The careers of LeBron James and Michael Jordan will always be linked because of their greatness. But James used MJ as an inspiration to develop his game way back in high school. The things he learned from the star are surprising considering each athlete’s perceptions.
Both players were criticized for the way they played the game as young players, but for completely different reasons. The relationship between the two icons has only gotten deeper since then.
What did LeBron James admire most about Michael Jordan?
One of James’ gifts is his ability to see the future better than nearly every other NBA player. You can’t teach someone to make some of these passes with the ease that James does. In order to hone his tremendous talent, James looked to the GOAT. In a Sports Illustrated profile from his junior year of high school, James describes what he appreciated most about Jordan’s game:
“A lot of players know how to play the game, but they really don’t know how to play the game, if you know what I mean. They can put the ball in the hoop, but I see things before they even happen. You know how a guy can make his team so much better? That’s one thing I learned from watching Jordan.”

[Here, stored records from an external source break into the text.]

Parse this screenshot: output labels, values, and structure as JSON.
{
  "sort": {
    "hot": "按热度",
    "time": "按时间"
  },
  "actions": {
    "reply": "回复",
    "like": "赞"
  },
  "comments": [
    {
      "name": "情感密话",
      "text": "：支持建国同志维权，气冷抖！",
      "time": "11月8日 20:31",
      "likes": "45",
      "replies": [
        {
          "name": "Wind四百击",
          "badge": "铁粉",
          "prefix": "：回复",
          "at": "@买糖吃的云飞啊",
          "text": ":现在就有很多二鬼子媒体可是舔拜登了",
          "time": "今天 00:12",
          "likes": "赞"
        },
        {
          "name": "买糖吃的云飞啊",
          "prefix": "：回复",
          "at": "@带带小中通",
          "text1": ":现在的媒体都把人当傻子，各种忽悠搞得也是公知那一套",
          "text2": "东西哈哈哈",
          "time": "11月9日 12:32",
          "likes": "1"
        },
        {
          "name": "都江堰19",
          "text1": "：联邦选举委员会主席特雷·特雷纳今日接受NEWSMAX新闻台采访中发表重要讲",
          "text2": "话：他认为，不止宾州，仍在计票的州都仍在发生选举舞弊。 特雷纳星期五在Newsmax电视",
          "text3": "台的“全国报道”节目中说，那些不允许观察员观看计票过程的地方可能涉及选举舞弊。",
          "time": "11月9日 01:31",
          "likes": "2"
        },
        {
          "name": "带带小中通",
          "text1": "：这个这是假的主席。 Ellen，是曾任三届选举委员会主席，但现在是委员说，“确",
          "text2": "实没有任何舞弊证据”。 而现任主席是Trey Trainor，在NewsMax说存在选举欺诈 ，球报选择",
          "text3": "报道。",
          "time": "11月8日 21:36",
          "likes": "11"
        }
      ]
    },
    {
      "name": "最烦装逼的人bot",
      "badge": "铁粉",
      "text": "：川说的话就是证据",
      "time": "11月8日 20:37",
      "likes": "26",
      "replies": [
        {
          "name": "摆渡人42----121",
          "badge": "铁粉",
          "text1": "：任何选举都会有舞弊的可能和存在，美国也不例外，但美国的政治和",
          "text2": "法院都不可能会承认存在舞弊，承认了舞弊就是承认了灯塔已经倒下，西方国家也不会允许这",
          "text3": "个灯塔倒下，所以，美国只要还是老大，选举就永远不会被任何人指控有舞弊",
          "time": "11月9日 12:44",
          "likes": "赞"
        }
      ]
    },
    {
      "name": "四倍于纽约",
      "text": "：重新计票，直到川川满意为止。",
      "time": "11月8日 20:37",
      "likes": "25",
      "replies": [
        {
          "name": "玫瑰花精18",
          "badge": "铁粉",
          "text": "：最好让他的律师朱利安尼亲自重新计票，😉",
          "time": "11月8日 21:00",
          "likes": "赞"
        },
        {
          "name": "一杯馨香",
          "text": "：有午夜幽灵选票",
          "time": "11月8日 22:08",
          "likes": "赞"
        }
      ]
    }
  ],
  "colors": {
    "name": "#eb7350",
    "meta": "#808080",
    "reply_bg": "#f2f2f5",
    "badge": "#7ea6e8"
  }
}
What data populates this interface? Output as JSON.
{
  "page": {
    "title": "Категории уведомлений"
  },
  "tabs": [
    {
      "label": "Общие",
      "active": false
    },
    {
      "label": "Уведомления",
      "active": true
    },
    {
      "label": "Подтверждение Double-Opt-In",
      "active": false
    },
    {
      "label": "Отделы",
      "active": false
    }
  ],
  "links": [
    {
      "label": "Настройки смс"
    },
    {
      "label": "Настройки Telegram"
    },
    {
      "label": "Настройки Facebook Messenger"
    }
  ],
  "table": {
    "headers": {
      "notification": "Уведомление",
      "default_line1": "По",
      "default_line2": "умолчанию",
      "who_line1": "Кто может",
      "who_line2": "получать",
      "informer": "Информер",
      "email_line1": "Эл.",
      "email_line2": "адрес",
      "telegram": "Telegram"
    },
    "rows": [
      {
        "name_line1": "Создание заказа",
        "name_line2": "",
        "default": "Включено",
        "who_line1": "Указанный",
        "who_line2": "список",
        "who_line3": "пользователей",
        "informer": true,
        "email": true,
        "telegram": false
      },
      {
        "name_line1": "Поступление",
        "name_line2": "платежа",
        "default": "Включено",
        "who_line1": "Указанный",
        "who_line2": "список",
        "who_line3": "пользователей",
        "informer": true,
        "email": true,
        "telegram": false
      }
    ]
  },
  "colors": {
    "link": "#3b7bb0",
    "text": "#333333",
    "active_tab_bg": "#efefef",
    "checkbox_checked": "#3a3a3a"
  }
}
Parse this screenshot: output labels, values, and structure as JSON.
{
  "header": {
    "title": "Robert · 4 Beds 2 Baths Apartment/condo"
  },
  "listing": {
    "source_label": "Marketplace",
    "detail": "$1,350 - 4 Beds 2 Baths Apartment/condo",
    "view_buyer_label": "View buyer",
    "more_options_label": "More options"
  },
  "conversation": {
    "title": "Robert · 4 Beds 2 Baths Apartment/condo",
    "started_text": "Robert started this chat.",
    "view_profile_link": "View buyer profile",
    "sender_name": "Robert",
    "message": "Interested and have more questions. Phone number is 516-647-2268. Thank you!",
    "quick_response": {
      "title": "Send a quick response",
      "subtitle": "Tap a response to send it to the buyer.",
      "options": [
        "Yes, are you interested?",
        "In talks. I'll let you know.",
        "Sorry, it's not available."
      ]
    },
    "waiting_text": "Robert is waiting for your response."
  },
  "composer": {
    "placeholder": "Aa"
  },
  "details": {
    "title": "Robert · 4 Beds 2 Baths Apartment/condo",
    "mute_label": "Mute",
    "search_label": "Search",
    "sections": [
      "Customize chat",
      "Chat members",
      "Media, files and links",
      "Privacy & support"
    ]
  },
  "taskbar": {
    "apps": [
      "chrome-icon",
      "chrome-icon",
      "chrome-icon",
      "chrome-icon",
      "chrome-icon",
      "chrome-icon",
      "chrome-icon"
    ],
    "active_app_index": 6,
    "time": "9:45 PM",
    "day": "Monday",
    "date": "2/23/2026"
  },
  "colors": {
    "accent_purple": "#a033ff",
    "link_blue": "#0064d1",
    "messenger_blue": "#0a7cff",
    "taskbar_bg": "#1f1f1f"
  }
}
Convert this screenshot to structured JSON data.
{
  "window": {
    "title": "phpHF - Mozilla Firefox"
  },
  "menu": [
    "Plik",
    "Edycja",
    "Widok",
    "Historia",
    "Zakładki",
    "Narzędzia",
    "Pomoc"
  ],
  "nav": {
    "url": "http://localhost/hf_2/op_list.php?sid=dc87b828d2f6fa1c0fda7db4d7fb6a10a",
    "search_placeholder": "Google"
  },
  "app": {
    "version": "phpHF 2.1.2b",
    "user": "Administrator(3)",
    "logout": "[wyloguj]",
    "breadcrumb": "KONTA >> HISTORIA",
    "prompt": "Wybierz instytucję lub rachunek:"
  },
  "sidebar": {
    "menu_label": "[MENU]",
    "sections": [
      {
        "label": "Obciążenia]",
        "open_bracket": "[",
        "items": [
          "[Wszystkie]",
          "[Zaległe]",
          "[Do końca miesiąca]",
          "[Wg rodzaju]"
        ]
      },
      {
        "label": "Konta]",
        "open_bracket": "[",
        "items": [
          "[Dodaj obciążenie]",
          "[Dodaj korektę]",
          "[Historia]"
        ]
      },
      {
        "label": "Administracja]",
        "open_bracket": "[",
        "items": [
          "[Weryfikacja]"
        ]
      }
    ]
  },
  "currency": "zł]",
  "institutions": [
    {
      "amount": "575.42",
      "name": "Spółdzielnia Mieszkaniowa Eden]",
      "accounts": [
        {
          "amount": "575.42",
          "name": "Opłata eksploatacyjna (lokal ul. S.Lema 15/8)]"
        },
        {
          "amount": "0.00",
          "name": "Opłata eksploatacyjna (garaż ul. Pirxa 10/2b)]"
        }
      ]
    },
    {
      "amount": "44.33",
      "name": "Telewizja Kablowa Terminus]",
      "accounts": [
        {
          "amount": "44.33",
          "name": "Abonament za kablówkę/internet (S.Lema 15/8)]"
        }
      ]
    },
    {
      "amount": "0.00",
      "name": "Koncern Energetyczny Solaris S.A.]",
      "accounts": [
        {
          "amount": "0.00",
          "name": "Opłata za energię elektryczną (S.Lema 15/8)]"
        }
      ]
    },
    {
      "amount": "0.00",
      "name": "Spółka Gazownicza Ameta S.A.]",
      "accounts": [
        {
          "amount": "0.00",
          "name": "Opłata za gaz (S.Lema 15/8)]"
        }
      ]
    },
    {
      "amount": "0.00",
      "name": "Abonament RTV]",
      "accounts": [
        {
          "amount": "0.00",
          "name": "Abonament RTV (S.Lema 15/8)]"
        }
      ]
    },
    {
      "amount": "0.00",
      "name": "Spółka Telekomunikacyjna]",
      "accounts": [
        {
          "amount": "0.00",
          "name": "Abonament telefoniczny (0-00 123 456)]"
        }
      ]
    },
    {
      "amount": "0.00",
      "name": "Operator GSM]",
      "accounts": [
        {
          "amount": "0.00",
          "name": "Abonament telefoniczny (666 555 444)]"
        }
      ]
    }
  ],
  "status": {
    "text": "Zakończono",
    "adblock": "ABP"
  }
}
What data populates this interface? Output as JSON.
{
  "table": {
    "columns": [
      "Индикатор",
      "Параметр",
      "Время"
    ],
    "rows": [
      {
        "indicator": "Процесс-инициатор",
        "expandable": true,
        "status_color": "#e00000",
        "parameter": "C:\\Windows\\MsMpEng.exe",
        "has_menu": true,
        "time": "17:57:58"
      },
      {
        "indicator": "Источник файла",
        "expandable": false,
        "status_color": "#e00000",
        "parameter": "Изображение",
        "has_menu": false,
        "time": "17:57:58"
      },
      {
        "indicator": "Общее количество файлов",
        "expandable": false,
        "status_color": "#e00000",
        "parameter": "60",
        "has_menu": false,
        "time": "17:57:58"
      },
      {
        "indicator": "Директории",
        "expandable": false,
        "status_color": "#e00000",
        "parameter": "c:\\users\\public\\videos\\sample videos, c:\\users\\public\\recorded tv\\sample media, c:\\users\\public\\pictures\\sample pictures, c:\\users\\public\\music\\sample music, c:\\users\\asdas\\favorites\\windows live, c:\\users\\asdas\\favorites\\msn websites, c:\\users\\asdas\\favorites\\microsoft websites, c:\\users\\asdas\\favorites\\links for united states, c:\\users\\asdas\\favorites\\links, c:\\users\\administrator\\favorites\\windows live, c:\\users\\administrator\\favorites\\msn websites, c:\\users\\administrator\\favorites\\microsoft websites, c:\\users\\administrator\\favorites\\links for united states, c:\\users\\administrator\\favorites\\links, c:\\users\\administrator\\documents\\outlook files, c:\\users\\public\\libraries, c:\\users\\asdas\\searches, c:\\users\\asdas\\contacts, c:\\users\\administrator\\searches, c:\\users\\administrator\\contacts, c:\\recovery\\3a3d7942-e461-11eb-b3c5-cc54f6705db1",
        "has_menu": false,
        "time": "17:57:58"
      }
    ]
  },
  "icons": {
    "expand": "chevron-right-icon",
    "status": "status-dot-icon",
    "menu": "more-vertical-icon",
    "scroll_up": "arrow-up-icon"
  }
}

Looking past his astounding amount of confidence, James knew that fulfilling his potential meant more than just being a great scorer. He was a tantalizing prospect, combining athletic power with passing that reminded some of Magic Johnson. This same mix of skills makes James incredibly divisive, as it did with Jordan in his time.
How unselfish should a superstar be?
It’s funny that LeBron looked to Jordan as a mentor on how to make his teammates better. While both players had their passing instincts get criticized, the criticism Jordan received stemmed from the opposite end of the spectrum.
Before Jordan had six championship rings, many believed his style of play wouldn’t lead to postseason success. The NBA was defined by big men more than guards. And Jordan was viewed as a selfish player who put up incredible numbers but didn’t show enough trust in his teammates to deliver.
LeBron was ripped for trusting his teammates too much. His tendency to find the open man, even in crunch time, became an example of how James lacked the moral fiber to be a leading man on a championship team. Those questions became much more barbed once he controversially joined the Miami Heat. (His choke job in the 2011 Finals certainly didn’t help in this regard.) Jordan’s legend was flattened out to the point that his playmaking in big games, such as when he set up John Paxson to seal the deal for Chicago’s first title win in 1991, was totally forgotten and that being “the man” on a great team meant that you always took the final shot no matter what.
Just because LeBron and MJ hadn’t won yet didn’t mean that they lacked the mental capacity to be a winner. The teams they played for needed more time to develop than the world at large was willing to give them. They both made fools of anyone who ever doubted them. Jordan and James are the defining figures of the NBA for the past 30 years.
LeBron James: ghost chaser
Like most basketball players who grew up in the ’90s, LeBron styled his game after Jordan’s. He’s worn the No. 23 in homage to him. He shoots with his right hand even though he’s left-handed. He does this partly because Jordan looked so cool that he forced himself to shoot with his offhand.
As LeBron ascends to an increasingly exclusive level of excellence, he’s running out of peers on his level. The debate over who is the best player of all time revolves mostly around LeBron and Jordan. In Sports Illustrated, James admitted one of his main pieces of motivation was chasing “the ghost who played in Chicago”.
This last point hasn’t been confirmed, but Jordan’s moves also appear to be influenced by LeBron. The day MJ signed off on The Last Dance documentary just so happened to be the same day of the Cavaliers parade celebrating the LeBron-led upset of the Warriors in the 2016 NBA Finals.
Given Jordan’s competitive and petty nature, we wouldn’t be surprised if he allowed this documentary in order to convince younger viewers that he is the GOAT? Either way, LeBron and Jordan’s legacies will always be intertwined.